"When you were a boy what did you give your dad for Father's Day?" my wife asked me.
It caught me off guard. I couldn't remember. I remember our mother made breakfast and dad had to stay in bed until we brought it to him. Mom had a gold cardboard crown she made him wear. It was always a little crooked on his head. We gave him homemade card. I suppose we gave him the usual gifts -- ties, golf tees, and Old Spice aftershave. I know whatever we bought was with the money he gave us.
I thought about this the past few days leading up to Father's Day. What did I give my dad? My thoughts turned into memories.
I remember June days 60 years ago. It was like another age. Summer days were slower then. They were slower and seemed longer mostly because I was a boy and time for me was endless. But they were also slower because the world was not in such a rush then. People didn't get irritated with a computer that takes more than 2.3 seconds to open communications with the world. People couldn't be reached by phone everyplace they went and no one sent text messages about what they had for lunch.
On summer mornings back then our mother got my brother, sister and I out of bed early, fed us and sent us outside to play. We were expected home for lunch and dinner and when the street lights came on our father stuck his head out the backdoor and whistled with a screech that pierced the neighborhood and the mid-evening air. It was time to come home for bed. Play was infinite in those days. Worries ended with hugs. The stars were our dreams.
The best time of day was early evening when our father came home from work. He paced down our sidewalk toward the back kitchen door with the Chicago Daily News tucked under his arm. Our mother could see him approach as she stood at the sink preparing dinner. We were all waiting. "Daddy's home!" she would say.

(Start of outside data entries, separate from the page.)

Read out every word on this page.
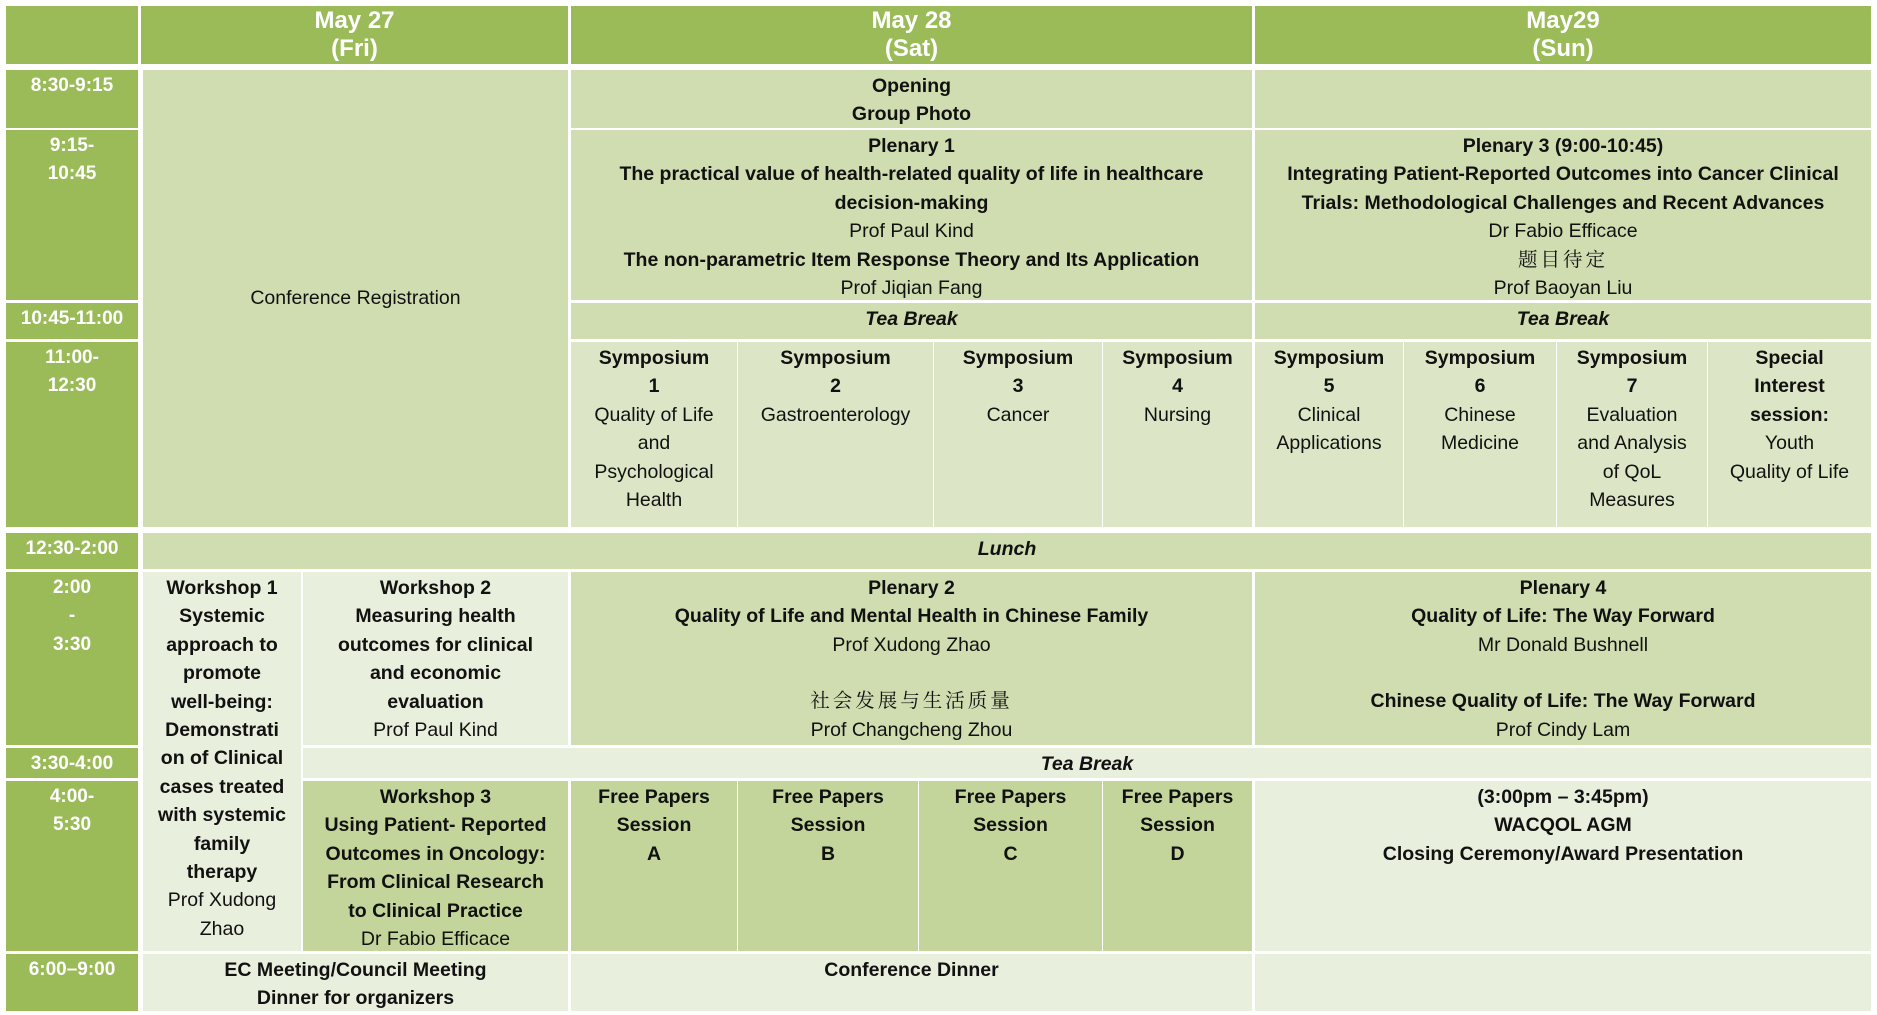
May 27
(Fri)
May 28
(Sat)
May29
(Sun)
8:30-9:15
9:15-
10:45
10:45-11:00
11:00-
12:30
12:30-2:00
2:00
-
3:30
3:30-4:00
4:00-
5:30
6:00–9:00
Conference Registration
Workshop 1
Systemic
approach to
promote
well-being:
Demonstrati
on of Clinical
cases treated
with systemic
family
therapy
Prof Xudong
Zhao
Workshop 2
Measuring health
outcomes for clinical
and economic
evaluation
Prof Paul Kind
Workshop 3
Using Patient- Reported
Outcomes in Oncology:
From Clinical Research
to Clinical Practice
Dr Fabio Efficace
EC Meeting/Council Meeting
Dinner for organizers
Opening
Group Photo
Plenary 1
The practical value of health-related quality of life in healthcare
decision-making
Prof Paul Kind
The non-parametric Item Response Theory and Its Application
Prof Jiqian Fang
Tea Break
Symposium
1
Quality of Life
and
Psychological
Health
Symposium
2
Gastroenterology
Symposium
3
Cancer
Symposium
4
Nursing
Lunch
Plenary 2
Quality of Life and Mental Health in Chinese Family
Prof Xudong Zhao
社会发展与生活质量
Prof Changcheng Zhou
Tea Break
Free Papers
Session
A
Free Papers
Session
B
Free Papers
Session
C
Free Papers
Session
D
Conference Dinner
Plenary 3 (9:00-10:45)
Integrating Patient-Reported Outcomes into Cancer Clinical
Trials: Methodological Challenges and Recent Advances
Dr Fabio Efficace
题目待定
Prof Baoyan Liu
Tea Break
Symposium
5
Clinical
Applications
Symposium
6
Chinese
Medicine
Symposium
7
Evaluation
and Analysis
of QoL
Measures
Special
Interest
session:
Youth
Quality of Life
Plenary 4
Quality of Life: The Way Forward
Mr Donald Bushnell
Chinese Quality of Life: The Way Forward
Prof Cindy Lam
(3:00pm – 3:45pm)
WACQOL AGM
Closing Ceremony/Award Presentation
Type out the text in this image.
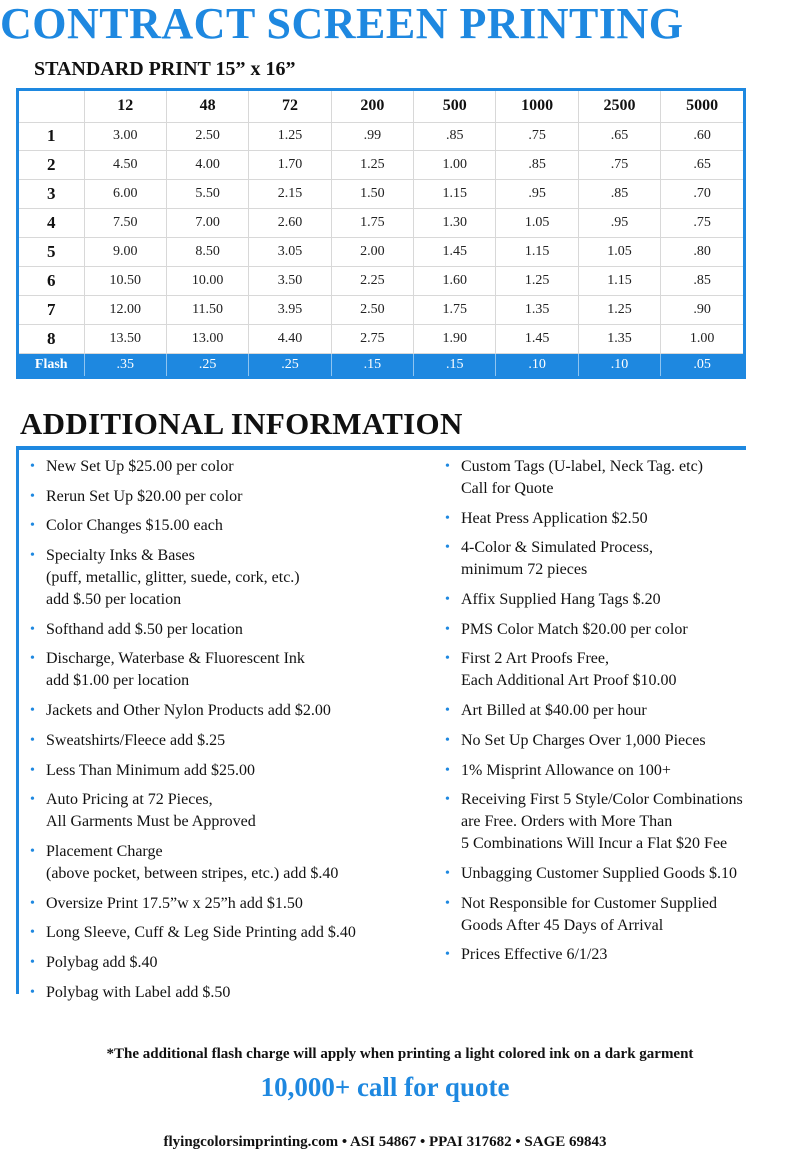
CONTRACT SCREEN PRINTING
STANDARD PRINT 15” x 16”
	12	48	72	200	500	1000	2500	5000
1	3.00	2.50	1.25	.99	.85	.75	.65	.60
2	4.50	4.00	1.70	1.25	1.00	.85	.75	.65
3	6.00	5.50	2.15	1.50	1.15	.95	.85	.70
4	7.50	7.00	2.60	1.75	1.30	1.05	.95	.75
5	9.00	8.50	3.05	2.00	1.45	1.15	1.05	.80
6	10.50	10.00	3.50	2.25	1.60	1.25	1.15	.85
7	12.00	11.50	3.95	2.50	1.75	1.35	1.25	.90
8	13.50	13.00	4.40	2.75	1.90	1.45	1.35	1.00
Flash	.35	.25	.25	.15	.15	.10	.10	.05
ADDITIONAL INFORMATION
• New Set Up $25.00 per color
• Rerun Set Up $20.00 per color
• Color Changes $15.00 each
• Specialty Inks & Bases
(puff, metallic, glitter, suede, cork, etc.)
add $.50 per location
• Softhand add $.50 per location
• Discharge, Waterbase & Fluorescent Ink
add $1.00 per location
• Jackets and Other Nylon Products add $2.00
• Sweatshirts/Fleece add $.25
• Less Than Minimum add $25.00
• Auto Pricing at 72 Pieces,
All Garments Must be Approved
• Placement Charge
(above pocket, between stripes, etc.) add $.40
• Oversize Print 17.5”w x 25”h add $1.50
• Long Sleeve, Cuff & Leg Side Printing add $.40
• Polybag add $.40
• Polybag with Label add $.50
• Custom Tags (U-label, Neck Tag. etc)
Call for Quote
• Heat Press Application $2.50
• 4-Color & Simulated Process,
minimum 72 pieces
• Affix Supplied Hang Tags $.20
• PMS Color Match $20.00 per color
• First 2 Art Proofs Free,
Each Additional Art Proof $10.00
• Art Billed at $40.00 per hour
• No Set Up Charges Over 1,000 Pieces
• 1% Misprint Allowance on 100+
• Receiving First 5 Style/Color Combinations
are Free. Orders with More Than
5 Combinations Will Incur a Flat $20 Fee
• Unbagging Customer Supplied Goods $.10
• Not Responsible for Customer Supplied
Goods After 45 Days of Arrival
• Prices Effective 6/1/23
*The additional flash charge will apply when printing a light colored ink on a dark garment
10,000+ call for quote
flyingcolorsimprinting.com • ASI 54867 • PPAI 317682 • SAGE 69843
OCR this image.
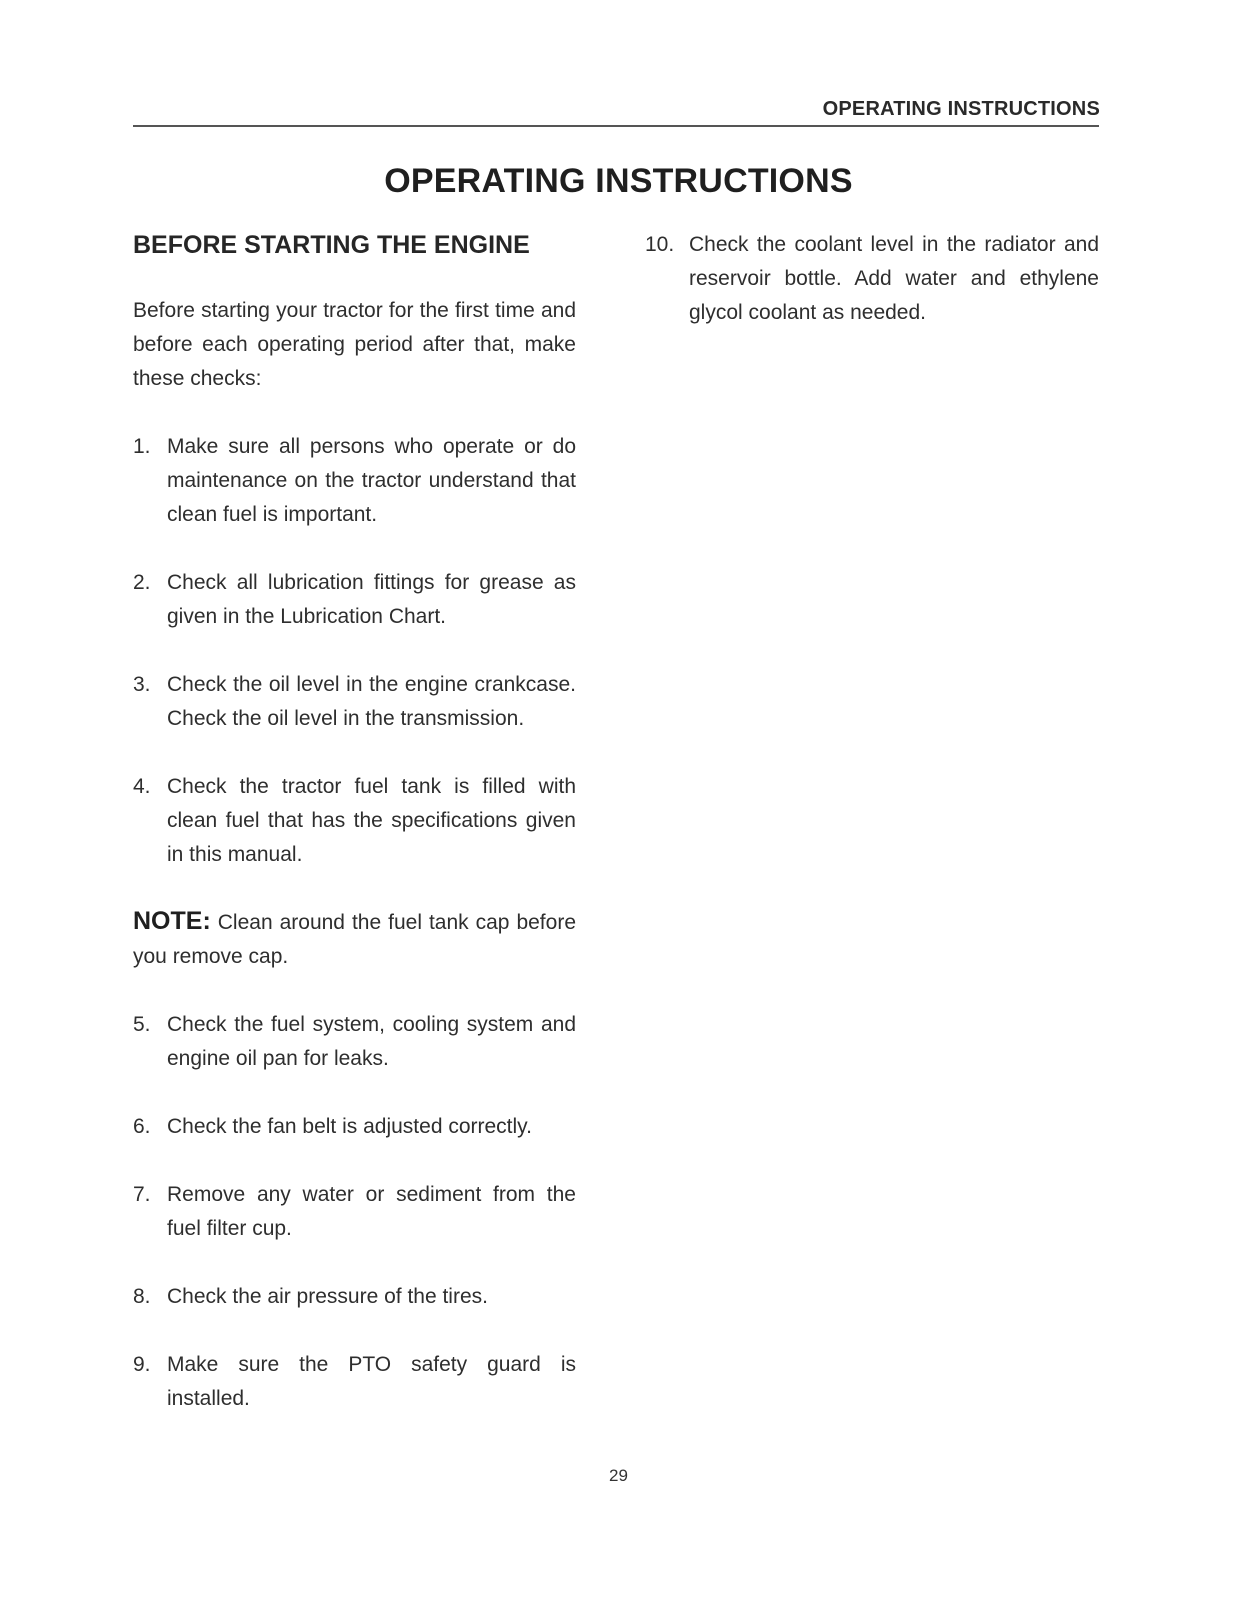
OPERATING INSTRUCTIONS
OPERATING INSTRUCTIONS
BEFORE STARTING THE ENGINE
Before starting your tractor for the first time and before each operating period after that, make these checks:
1. Make sure all persons who operate or do maintenance on the tractor understand that clean fuel is important.
2. Check all lubrication fittings for grease as given in the Lubrication Chart.
3. Check the oil level in the engine crankcase. Check the oil level in the transmission.
4. Check the tractor fuel tank is filled with clean fuel that has the specifications given in this manual.
NOTE: Clean around the fuel tank cap before you remove cap.
5. Check the fuel system, cooling system and engine oil pan for leaks.
6. Check the fan belt is adjusted correctly.
7. Remove any water or sediment from the fuel filter cup.
8. Check the air pressure of the tires.
9. Make sure the PTO safety guard is installed.
10. Check the coolant level in the radiator and reservoir bottle. Add water and ethylene glycol coolant as needed.
29
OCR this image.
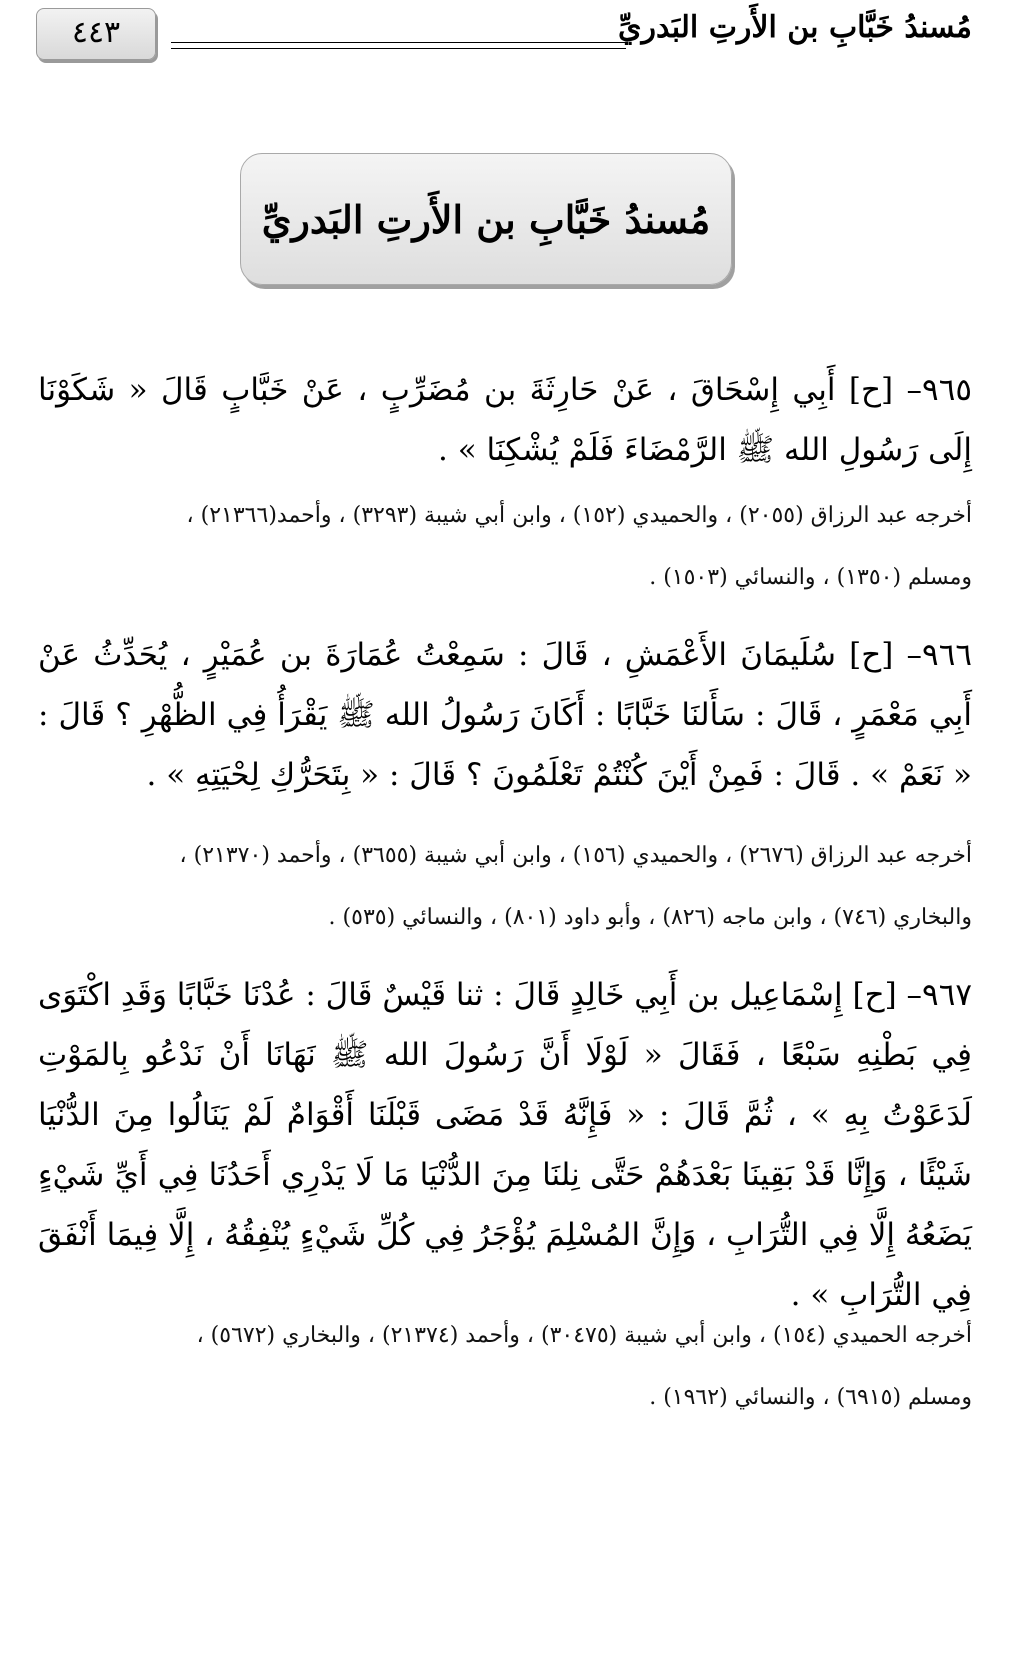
٤٤٣	مُسندُ خَبَّابِ بن الأَرتِ البَدريِّ
مُسندُ خَبَّابِ بن الأَرتِ البَدريِّ

٩٦٥– [ح] أَبِي إِسْحَاقَ ، عَنْ حَارِثَةَ بن مُضَرِّبٍ ، عَنْ خَبَّابٍ قَالَ « شَكَوْنَا إِلَى رَسُولِ الله ﷺ الرَّمْضَاءَ فَلَمْ يُشْكِنَا » .

أخرجه عبد الرزاق (٢٠٥٥) ، والحميدي (١٥٢) ، وابن أبي شيبة (٣٢٩٣) ، وأحمد(٢١٣٦٦) ،

ومسلم (١٣٥٠) ، والنسائي (١٥٠٣) .

٩٦٦– [ح] سُلَيمَانَ الأَعْمَشِ ، قَالَ : سَمِعْتُ عُمَارَةَ بن عُمَيْرٍ ، يُحَدِّثُ عَنْ أَبِي مَعْمَرٍ ، قَالَ : سَأَلنَا خَبَّابًا : أَكَانَ رَسُولُ الله ﷺ يَقْرَأُ فِي الظُّهْرِ ؟ قَالَ : « نَعَمْ » . قَالَ : فَمِنْ أَيْنَ كُنْتُمْ تَعْلَمُونَ ؟ قَالَ : « بِتَحَرُّكِ لِحْيَتِهِ » .

أخرجه عبد الرزاق (٢٦٧٦) ، والحميدي (١٥٦) ، وابن أبي شيبة (٣٦٥٥) ، وأحمد (٢١٣٧٠) ،

والبخاري (٧٤٦) ، وابن ماجه (٨٢٦) ، وأبو داود (٨٠١) ، والنسائي (٥٣٥) .

٩٦٧– [ح] إِسْمَاعِيل بن أَبِي خَالِدٍ قَالَ : ثنا قَيْسٌ قَالَ : عُدْنَا خَبَّابًا وَقَدِ اكْتَوَى فِي بَطْنِهِ سَبْعًا ، فَقَالَ « لَوْلَا أَنَّ رَسُولَ الله ﷺ نَهَانَا أَنْ نَدْعُو بِالمَوْتِ لَدَعَوْتُ بِهِ » ، ثُمَّ قَالَ : « فَإِنَّهُ قَدْ مَضَى قَبْلَنَا أَقْوَامٌ لَمْ يَنَالُوا مِنَ الدُّنْيَا شَيْئًا ، وَإِنَّا قَدْ بَقِينَا بَعْدَهُمْ حَتَّى نِلنَا مِنَ الدُّنْيَا مَا لَا يَدْرِي أَحَدُنَا فِي أَيِّ شَيْءٍ يَضَعُهُ إِلَّا فِي التُّرَابِ ، وَإِنَّ المُسْلِمَ يُؤْجَرُ فِي كُلِّ شَيْءٍ يُنْفِقُهُ ، إِلَّا فِيمَا أَنْفَقَ فِي التُّرَابِ » .

أخرجه الحميدي (١٥٤) ، وابن أبي شيبة (٣٠٤٧٥) ، وأحمد (٢١٣٧٤) ، والبخاري (٥٦٧٢) ،

ومسلم (٦٩١٥) ، والنسائي (١٩٦٢) .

And when daddy came home it was time for the evening fun to begin.
He arrived with rituals. He usually tried and failed to sneak up and surprise our gray Schnauzer named Cinders. But the dog had heard mom say "Daddy's home," and Cinders was always waiting for him at the door, wagging her tail. Dad took off his suit coat, kissed our mother, loosened his tie and sat at his regular place in a booth that wrapped around two sides of our kitchen table. In those days we didn't have air conditioning and the warm evening air and the sounds of the neighborhood slipped through the kitchen windows behind us.
We said grace together, we ate together and the happy conversation stretched well passed the last spoonful of ice cream that wasn't served until my vegetables were gone. Sometimes there was butterscotch topping for the ice cream which made my vegetables go faster.
Dad always arrived home at the same time. You could set your watch by him. He was a very successful businessman with Meyercord, a large decal company in the Chicago area. I don't remember him ever working late and only a couple times each year on Saturday when he would take us to the office with him. The company held his job for him when he went to war and helped him buy our house when he returned.
Dad was always home with us on weekends for Saturday chores and fun, church on Sunday and big family dinners. In the summer he kept golf clubs in the trunk of his car and once in a while if work was slow that's when he and friends from the office played golf – on a weekday. It was a different time when companies were loyal to people and people were loyal to companies. He worked there for 50 years.
Sometimes on summer evenings my sister, brother and I wouldn't wait in the kitchen for our dad to come home. Instead we walked several blocks from our home on Jarvis Avenue to its intersection with Cicero in the Chicago suburb of Skokie.
At the same time every evening our dad's car turned off the busy road and onto Jarvis. We sat on the curb and waited for him, two little boys in crew cuts and their older sister with blonde curls, all wearing shorts, shirts, sneakers and smiles. When dad spotted us his car stopped and we rode the rest of the way home with him -- all of us chattering at once to see who could tell their story first.
Our dad has been gone now 20 years. Our mother died in March. These memories live on.
It's wonderful to be a husband and being a father gives me more joy than I ever imagined. To be a granddad is to have your life fulfilled. But as I think back, I remember it was also great to be a kid so many long years ago.
And sometimes in the quiet of a warm summer evening as the sun drops behind the shady trees I wish I could be a kid again. I wish I could be a kid sitting on the curb at Jarvis and Cicero with my brother and sister waiting for our father to pick us up. I wish I could be a kid again listening to the musical words from our mother's voice -- "daddy's home" -- telling us all was safe, secure, and well.
I do remember what I gave my dad for Father's Day when I was a boy. I gave him memories.
And he gave them back to me. He gave them back to me again and again and again every day of his life.